Convert UTF-8 file to ISO8859-1 - Forum - OpenEdge General - Progress Community

Convert UTF-8 file to ISO8859-1

 Forum

Convert UTF-8 file to ISO8859-1

  • Hello,

    I would like to convert a large UTF-8 encoding file to a ISO8859-1 encoding file. I know I will be lost some characters but I don't care.

    I used INPUT FROM VALUE(filename) CONVERT SOURCE "utf-8" TARGET "iso8859-2" but the program stops to read the file when it found the first utf-8 character.

    I would like to use 'CODEPAGE-CONVERT' to convert each line of the file.

    I think I have to set CPINTERNAL, CPSTREAM, etc... but it never works.

    Thanks for your help

    Chris.

  • Version?

    V10: copy-lob from file file1.txt to file file2.txt convert source codepage "utf-8" target codepage "iso8859-1".

    Note: You said iso8859-1 but your code has iso8859-2

  • Thanks for the answer.

    In fact I have to do this in V9 and V10 under Windows.

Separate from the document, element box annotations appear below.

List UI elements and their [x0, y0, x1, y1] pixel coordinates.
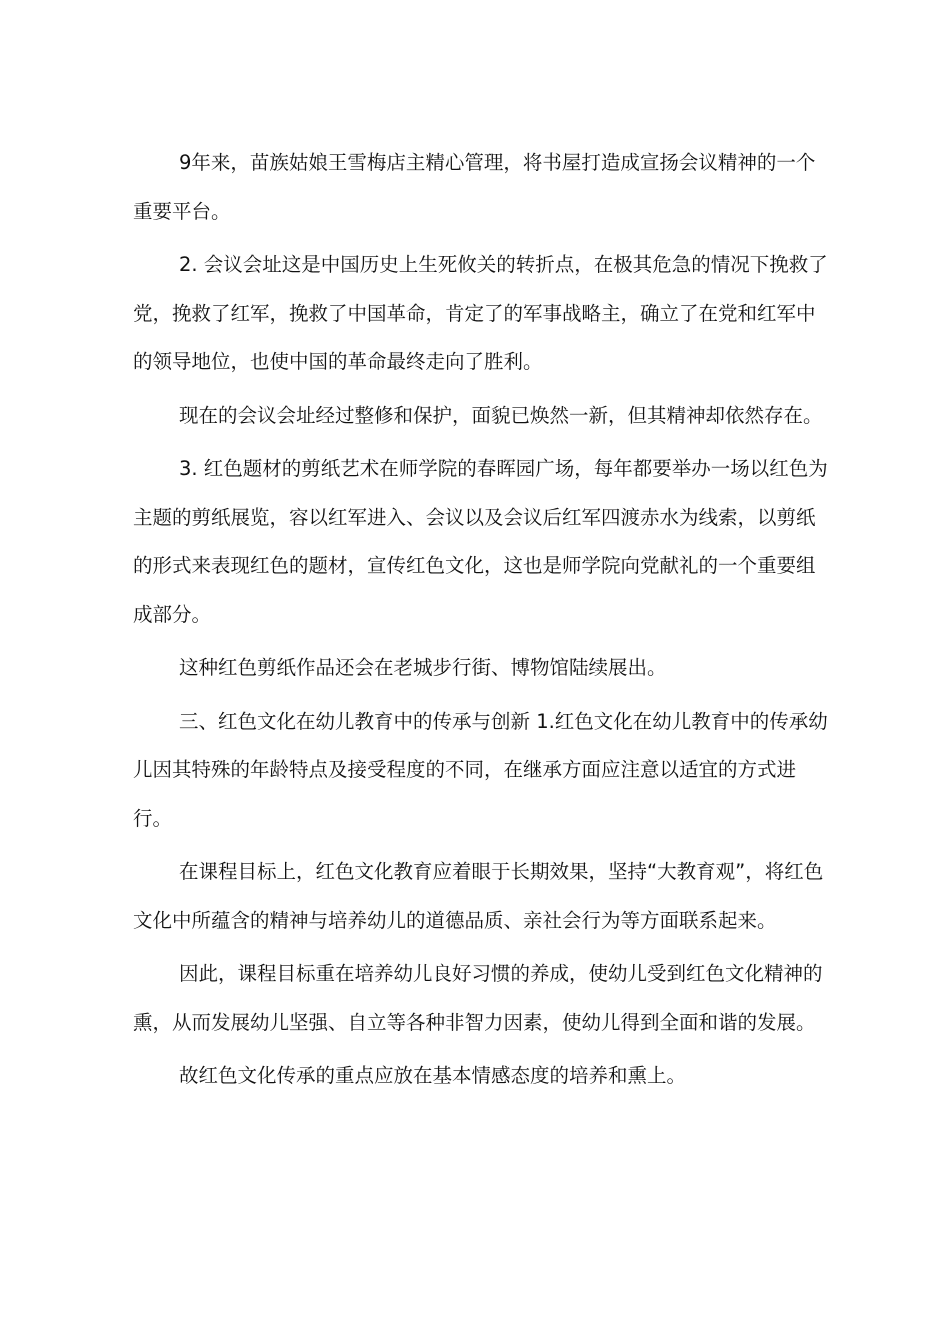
paragraph: 因此，课程目标重在培养幼儿良好习惯的养成，使幼儿受到红色文化精神的熏，从而发展幼儿坚强、自立等各种非智力因素，使幼儿得到全面和谐的发展。	[133, 962, 823, 1034]
paragraph: 9年来，苗族姑娘王雪梅店主精心管理，将书屋打造成宣扬会议精神的一个重要平台。	[133, 151, 816, 223]
paragraph: 在课程目标上，红色文化教育应着眼于长期效果，坚持“大教育观”，将红色文化中所蕴含的精神与培养幼儿的道德品质、亲社会行为等方面联系起来。	[133, 860, 824, 932]
paragraph: 2. 会议会址这是中国历史上生死攸关的转折点，在极其危急的情况下挽救了党，挽救了红军，挽救了中国革命，肯定了的军事战略主，确立了在党和红军中的领导地位，也使中国的革命最终走向了胜利。	[133, 253, 828, 373]
paragraph: 3. 红色题材的剪纸艺术在师学院的春晖园广场，每年都要举办一场以红色为主题的剪纸展览，容以红军进入、会议以及会议后红军四渡赤水为线索，以剪纸的形式来表现红色的题材，宣传红色文化，这也是师学院向党献礼的一个重要组成部分。	[133, 457, 828, 626]
document-body	[133, 139, 833, 1106]
paragraph: 现在的会议会址经过整修和保护，面貌已焕然一新，但其精神却依然存在。	[179, 403, 823, 427]
paragraph: 这种红色剪纸作品还会在老城步行街、博物馆陆续展出。	[179, 656, 667, 679]
paragraph: 故红色文化传承的重点应放在基本情感态度的培养和熏上。	[179, 1064, 687, 1087]
paragraph: 三、红色文化在幼儿教育中的传承与创新 1.红色文化在幼儿教育中的传承幼儿因其特殊的年龄特点及接受程度的不同，在继承方面应注意以适宜的方式进行。	[133, 709, 828, 830]
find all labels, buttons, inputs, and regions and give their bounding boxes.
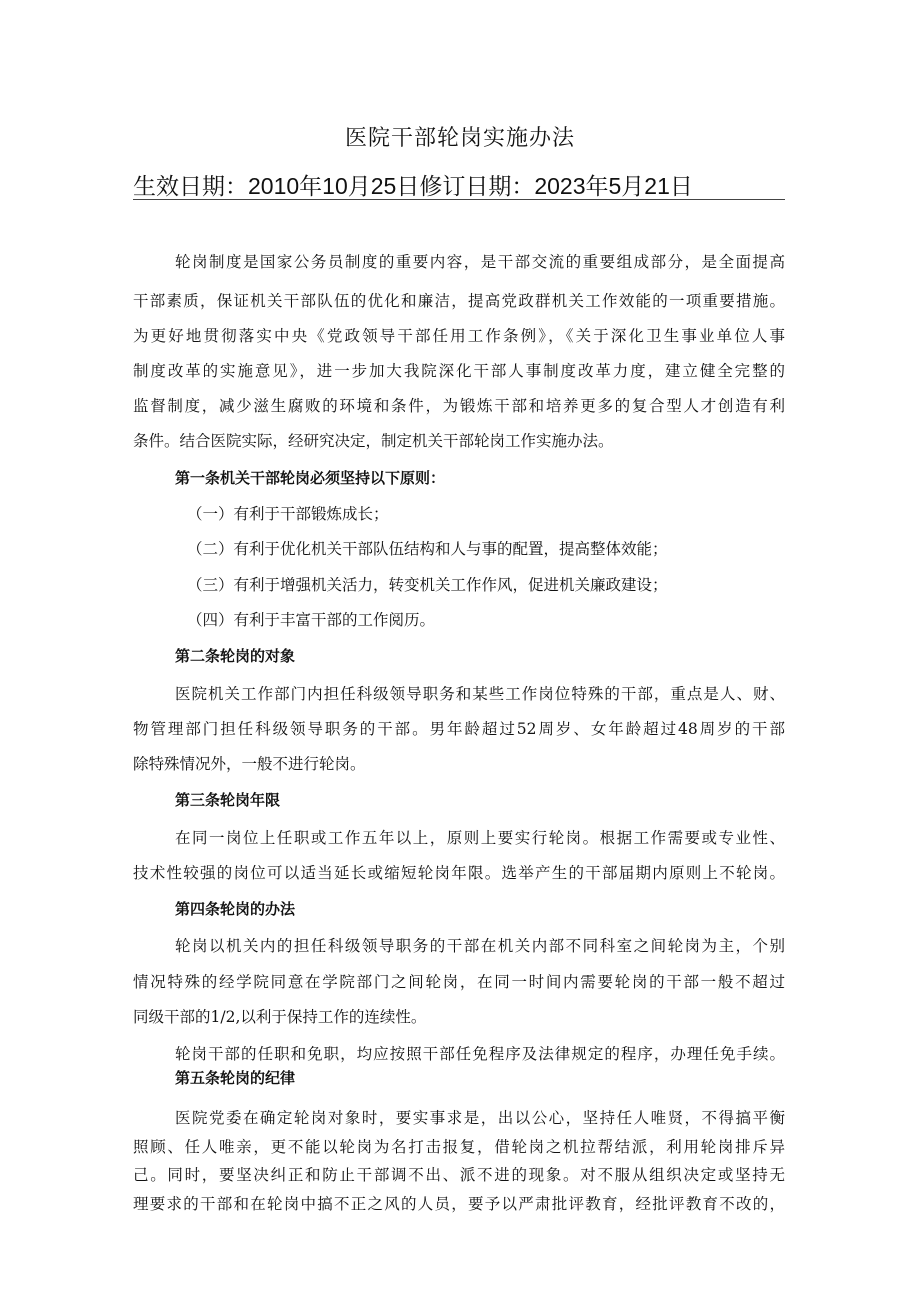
intro-line: 条件。结合医院实际，经研究决定，制定机关干部轮岗工作实施办法。: [133, 432, 614, 450]
article-1-item: （四）有利于丰富干部的工作阅历。: [187, 611, 436, 629]
article-2-line: 医院机关工作部门内担任科级领导职务和某些工作岗位特殊的干部，重点是人、财、: [175, 685, 785, 703]
article-2-line: 除特殊情况外，一般不进行轮岗。: [133, 755, 366, 773]
effective-revision-dates: 生效日期：2010年10月25日修订日期：2023年5月21日: [133, 173, 693, 199]
article-4-line: 轮岗以机关内的担任科级领导职务的干部在机关内部不同科室之间轮岗为主，个别: [175, 937, 785, 955]
intro-line: 为更好地贯彻落实中央《党政领导干部任用工作条例》，《关于深化卫生事业单位人事: [133, 327, 785, 345]
intro-line: 干部素质，保证机关干部队伍的优化和廉洁，提高党政群机关工作效能的一项重要措施。: [133, 292, 785, 310]
article-2-line: 物管理部门担任科级领导职务的干部。男年龄超过52周岁、女年龄超过48周岁的干部: [133, 720, 785, 738]
article-1-heading: 第一条机关干部轮岗必须坚持以下原则：: [175, 469, 446, 487]
article-4-heading: 第四条轮岗的办法: [175, 900, 296, 918]
article-1-item: （一）有利于干部锻炼成长；: [187, 505, 389, 523]
article-4-line: 同级干部的1/2,以利于保持工作的连续性。: [133, 1008, 427, 1026]
document-title: 医院干部轮岗实施办法: [344, 126, 575, 151]
article-5-line: 理要求的干部和在轮岗中搞不正之风的人员，要予以严肃批评教育，经批评教育不改的，: [133, 1195, 785, 1213]
article-3-line: 在同一岗位上任职或工作五年以上，原则上要实行轮岗。根据工作需要或专业性、: [175, 829, 785, 847]
article-3-heading: 第三条轮岗年限: [175, 791, 281, 809]
article-4-line: 情况特殊的经学院同意在学院部门之间轮岗，在同一时间内需要轮岗的干部一般不超过: [133, 973, 785, 991]
article-5-line: 己。同时，要坚决纠正和防止干部调不出、派不进的现象。对不服从组织决定或坚持无: [133, 1166, 785, 1184]
header-rule: [133, 199, 785, 200]
article-2-heading: 第二条轮岗的对象: [175, 647, 296, 665]
article-3-line: 技术性较强的岗位可以适当延长或缩短轮岗年限。选举产生的干部届期内原则上不轮岗。: [133, 864, 785, 882]
intro-line: 轮岗制度是国家公务员制度的重要内容，是干部交流的重要组成部分，是全面提高: [175, 253, 785, 271]
article-5-line: 医院党委在确定轮岗对象时，要实事求是，出以公心，坚持任人唯贤，不得搞平衡: [175, 1109, 785, 1127]
article-5-heading: 第五条轮岗的纪律: [175, 1069, 296, 1087]
article-1-item: （二）有利于优化机关干部队伍结构和人与事的配置，提高整体效能；: [187, 540, 668, 558]
intro-line: 监督制度，减少滋生腐败的环境和条件，为锻炼干部和培养更多的复合型人才创造有利: [133, 397, 785, 415]
article-1-item: （三）有利于增强机关活力，转变机关工作作风，促进机关廉政建设；: [187, 576, 668, 594]
intro-line: 制度改革的实施意见》，进一步加大我院深化干部人事制度改革力度，建立健全完整的: [133, 362, 785, 380]
article-4-line: 轮岗干部的任职和免职，均应按照干部任免程序及法律规定的程序，办理任免手续。: [175, 1045, 785, 1063]
article-5-line: 照顾、任人唯亲，更不能以轮岗为名打击报复，借轮岗之机拉帮结派，利用轮岗排斥异: [133, 1138, 785, 1156]
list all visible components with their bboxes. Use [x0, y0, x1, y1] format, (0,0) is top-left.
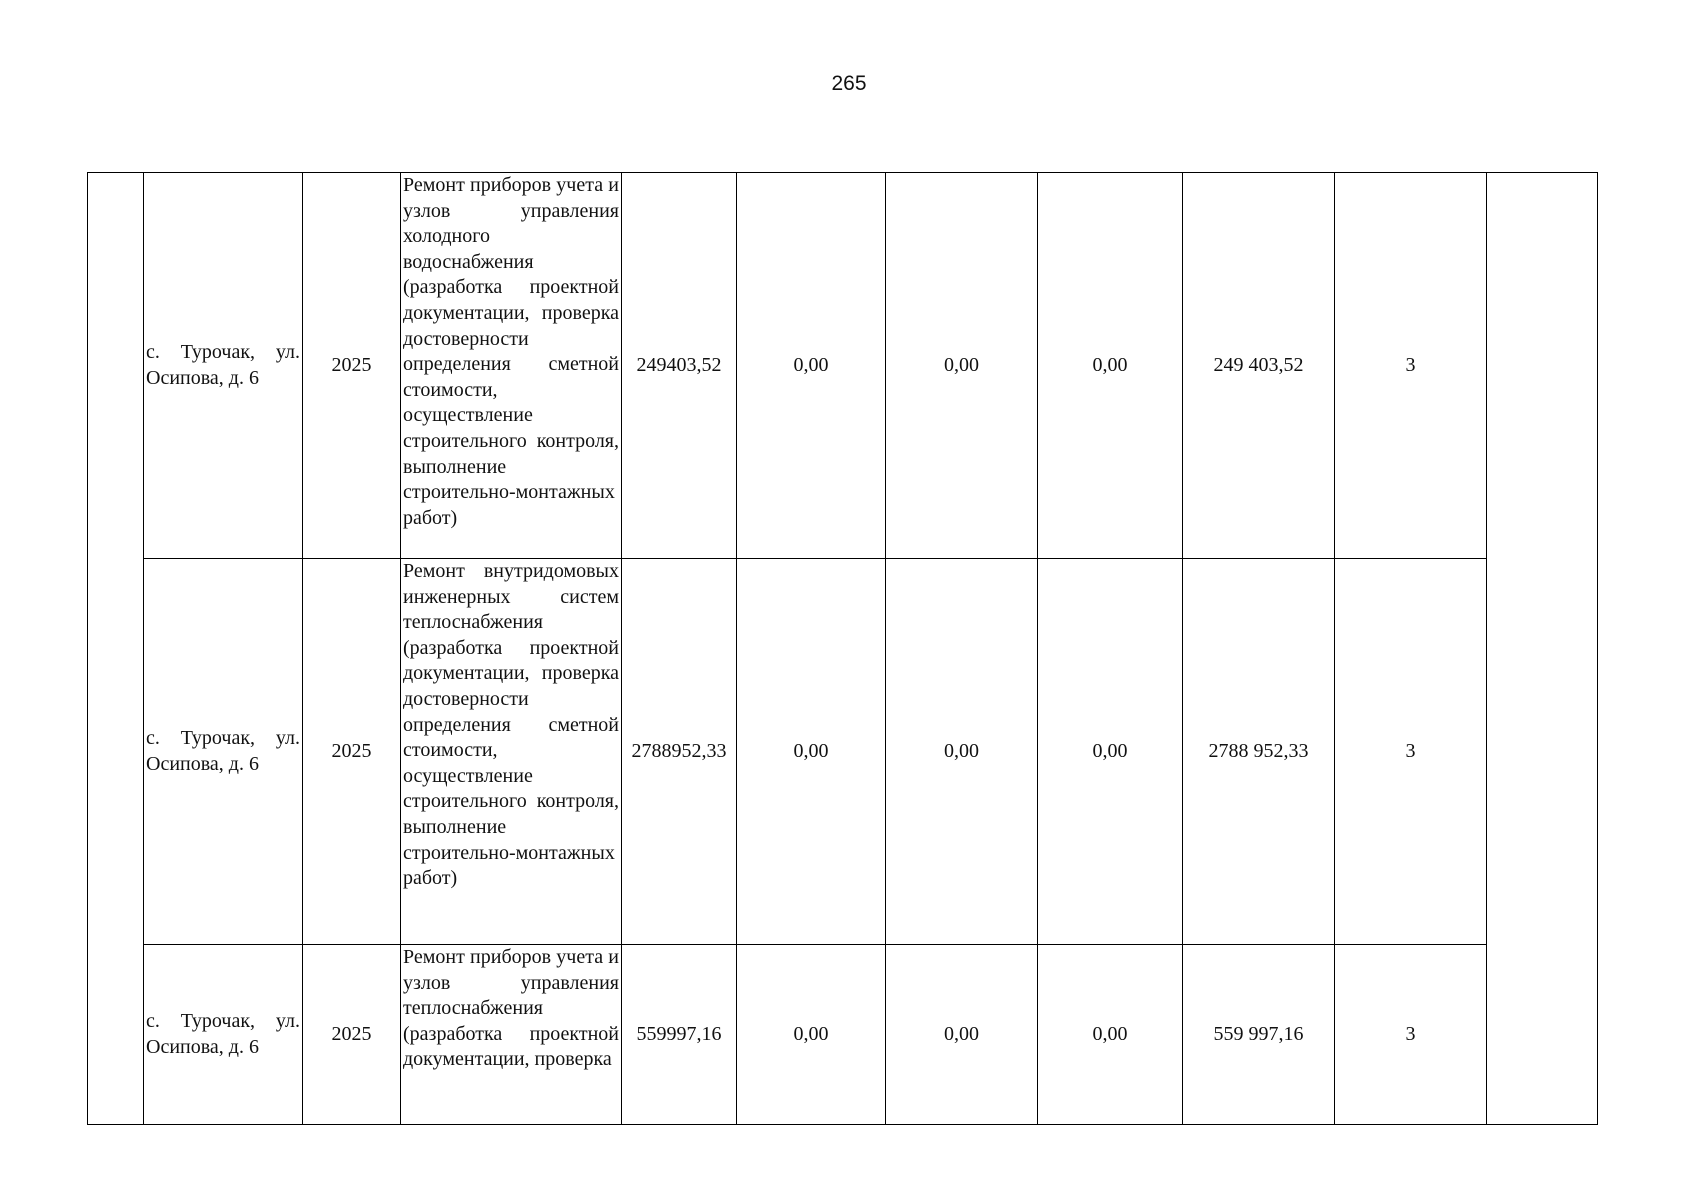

    I tried to do what you said, but it doesn't work. I have exactly the same file before and after the 'COPY-LOB'.

    I have a file about 900Mb. I open it in UltraEdit (in UTF-8) and I save it in ANSI/ASCII. Then, after I have a new file about 450Mb.

    I lost all characters on 2bytes, instead I have '?'. That's what I want.

    Maybe I can do that in Progress or I have to modify the convmap.cp. I don't know.

    Chris.

    Note: it is ISO8859-1

  • on any "linux" distribution then command is:

    iconv --from-code=UTF-8 --to-code=ISO-8859-1 -c -s ./oldfile.p > ./newfile.p

    and, of course, you loose all invalides characteres in output.

  • I tried the COPY-LOB example and it is indeed converting nothing at all. Changing the target and source code pages to BERT and ERNIE also does not produce an error. It would seem that the CONVERT is simply, although documented, ignored - which smells like a bug.

  • OpenEdge 10.2A01 Linux:

    It works very well ! just start your Progress session with:
    -cpcase basic
    -cpcoll basic
    -cpstream utf-8
    -cpinternal utf-8

    ==================================================

    /* iconv_UTF-8_ISO8859-1.p */
    DEFINE STREAM lsIN.
    DEFINE STREAM lsOUT.
    DEFINE VARIABLE lc_filename   AS CHARACTER NO-UNDO.
    DEFINE VARIABLE jLigne        AS CHARACTER NO-UNDO.
    lc_filename = "site/index.p".

      INPUT STREAM lsIN FROM VALUE(lc_filename)
             CONVERT TARGET "iso8859-1" SOURCE "utf-8".
      OUTPUT STREAM lsOUT TO VALUE(lc_filename + ".new").
      REPEAT:
        IMPORT STREAM lsIN UNFORMATTED jLigne.
        PUT STREAM lsOUT UNFORMATTED jLigne SKIP.
      END.
      INPUT  STREAM lsIN  CLOSE.
      OUTPUT STREAM lsOUT CLOSE.

    ==================================================

    * invalid characters will replaced with ??????